Il y a quelques semaines, j’ai découvert, avec l’un de mes enfants, une émission produite et diffusée par MTV : Fired By Mum and Dad (en français : Viré par mes parents). Robyn, 21 ans, veut profiter de la vie. Ses parents en ont assez : il est temps qu’elle grandisse, elle doit travailler, sinon c’est good bye. Robyn va ainsi faire ses premières armes dans un salon de beauté et l’on comprend vite que ce n’est pas gagné d’avance. Face aux reproches de ses parents, elle se défend : At least I look good.

Car Robyn sait y faire, face caméra. Elle a appris à communiquer, à soigner son image. Contrairement à la génération de leurs parents, ces jeunes témoignent d’indéniables capacités à capter des informations, à les diffuser, à composer avec les codes. Le jeu auquel ils prennent part est en définitive très complexe : les instances qui l’organisent sont désincarnées, délocalisées, anonymes. Ce sont de puissants algorithmes mathématiques qui contrôlent et encadrent les échanges sur les réseaux sociaux. C’est à l’échelle mondiale que le jeu se met en place et aucun État ne semble en mesure de le maîtriser. Enfin, ce jeu est traversé par une déstabilisante tension entre la mise en scène de soi et l’anonymat, entre ce que l’on dévoile et ce que l’on masque.
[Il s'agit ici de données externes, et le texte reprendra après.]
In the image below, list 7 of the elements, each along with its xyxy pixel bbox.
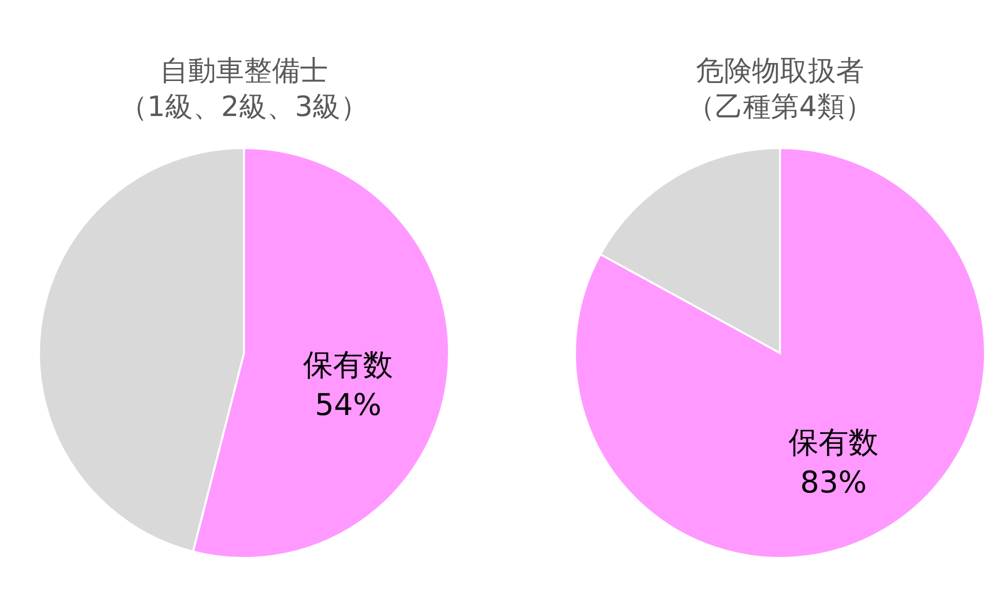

Les jeunes, qu’ils soient consommateurs, acteurs ou producteurs d’images, sont partie prenante de cet espace d’échanges mondialisés. Mais les normes qui peuvent orienter leurs pratiques manquent encore. Pendant ce temps, les institutions du monde adulte semblent se cantonner à énoncer des injonctions multiples et souvent contradictoires : invitation à la mobilité mais incitation à la prudence, expression de soi mais responsabilité collective, indépendance mais loyauté…

Robyn devra se confronter aux exigences de son patron. Elle ne pourra compter que sur elle-même. La caméra sera là pour attester ses efforts, ses insuffisances et ses manquements, avec une bonne dose de cynisme, à ses parents comme au spectateur anonyme. Mais pour Robyn, tout cela n’est peut-être en définitive qu’une expérience de plus, qu’une contribution personnelle au tourbillon des images qui se bousculent dans les univers virtuels.


  1. Pierre Bourdieu, La jeunesse n’est qu’un mot, Questions de sociologie, Éditions de Minuit, 1984, p. 143-154.